Above image: Dr. Wolfgang Kummer AG. at a hot-metal Linotype machine in the print shop of the Hessenpark open-air museum in Neu-Anspach, Germany, on 30 September 2017. Photo by Manfred Werfel.
By Manfred Werfel
Born on 10 May 1927, Kummer’s life in the printing industry seemed predetermined: in Wiesbaden, he attended the Gutenberg Gymnasium (grammar school), in Mainz the Johannes Gutenberg University, and his first job offer after graduation came from a press manufacturer.
He had studied law and economics at the Universities of Mainz and Berlin, had a scholarship of the University of Chicago Law School where he finished his doctorate theses on American anti-trust and patent law.
From hot-metal typesetting to desktop publishing
He started his business career at a German printing equipment manufacturer and went with Linotype Germany in 1957 where he became Managing Director in 1960 and in 1983 President of the worldwide Linotype organisation. When Linotype became a public German company and merged with the scanner manufacturer Dr Hell, he was also Chairman of the Management Board of Linotype-Hell AG.
Linotype machines were the ultimate typesetting tools of newspapers for almost 100 years. They produced hot-metal “lines of types” that could be arranged to columns and pages. The typesetting industry experienced significant changes during the last three decades of the 20th century.
In 1972, the originally American company Linotype set up a production facility in Eschborn, Germany, near Frankfurt am Main and moved the company headquarters there in 1974.
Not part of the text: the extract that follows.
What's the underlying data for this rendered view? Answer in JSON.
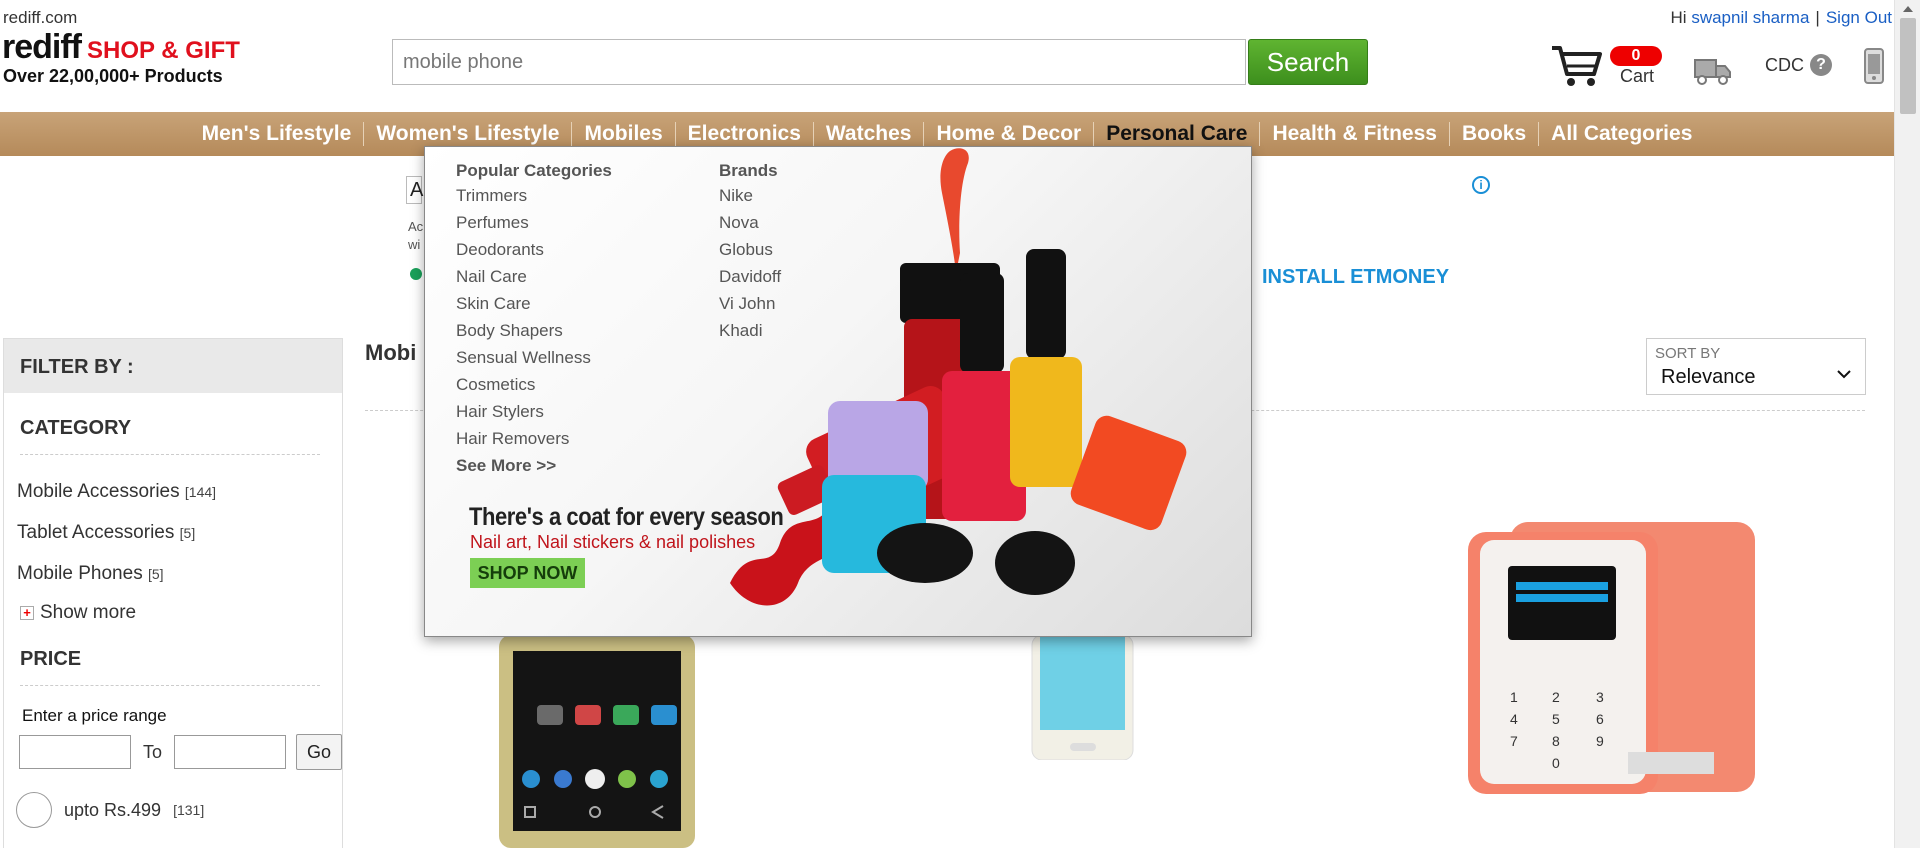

The year 1976 marked the end of the old Linotype technology. To the surprise of many experts, Kummer discontinued the construction of hot-metal typesetting machines.
Looking back, Kummer said in a 2019 interview: “Linotype was a mechanical machine manufacturer for a very long time. But at the end of the Linotype years a lot of electronic devices were attached to the last ‘high speed’ machines. The electronic perforator is a good example. So we had been employing in all our operations in the U.S., the U.K. and Germany more and more electronic engineers and programmers. But we had to learn the R&D budget for the development of electronic devices would be considerably higher than in the ‘old’ mechanical days … and the product life time became shorter and shorter. Not only Linotype as manufacturer but also our customers had to learn this. And – that one had to pay for something you could not see – software! We had arrived in another industry.”
By linking the typesetting technology with the computer industry, the Linotype Group began another economic boom. However, the systems of the various manufacturers were still based on proprietary hardware and software. This made it impossible to combine components of one manufacturer with those of others.
That changed only in the mid 1980s. In 1984, Linotype started developing laser film-imagesetters that were able to expose not only characters but also graphics and images in print-ready resolution of 2,540 dots per inch.
At the same time, Apple introduced the first Macintosh. And with the universal page description language PostScript Adobe provided the technology to connected input and output devices.
“The Linotype Group had with its type foundries like D. Stempel A.G., Haas in Switzerland etc., a rich fund of typefaces, many of them copyright-protected,” said Kummer about this period. “We licensed many to the computer manufacturers and were also approached by Apple for the use in their WYSIWG Macintosh.” (WYSIWYG = What you see is what you get)
Above, from left, Wolfgang Kummer, John Warnock of Adobe; and Apple’s Steve Jobs announcing the desktop-publishing co-operation in 1985 in New York. Photo provided by Dr. W. Kummer
Under the leadership of Dr Kummer, Linotype worked with Apple and Adobe to introduce Postscript-based publishing systems to the graphic industry. He recognised the potential of what was then called desktop publishing (DTP) early on.
Linotype developed the first high-resolution raster image processor (RIP) that enabled PostScript-based professional phototypesetting using Macintosh computers. The Linotronic 300 (for commercial typesetting) and Linotronic 500 (for newspaper production) were the first, and for a long time the only, output systems to be used for desktop publishing.
The Linotype company no longer exists. After a merger with the scanner manufacturer Dr Ing. Rudolf Hell GmbH in 1990, the new company Linotype-Hell AG was also taken over by Heidelberger Druckmaschinen AG in 1996.
The development of scanners and then film imagesetters came to an end in 2002.
“The printing industry […] was a relatively small market and it was just not economical to build your own proprietary systems any more,” Kummer said. “Therefore the text and image processing is done today on generally available computers and PCs. Almost everybody has a print shop today in his home with a Mac or PC front-end and an inkjet or laser printer as output device.”
Dr Wolfgang Kummer’s name will be remembered and associated with the management of a double technology shift in newspaper prepress and editorial technology that ultimately marked the transition from hot-metal typesetting to desktop publishing.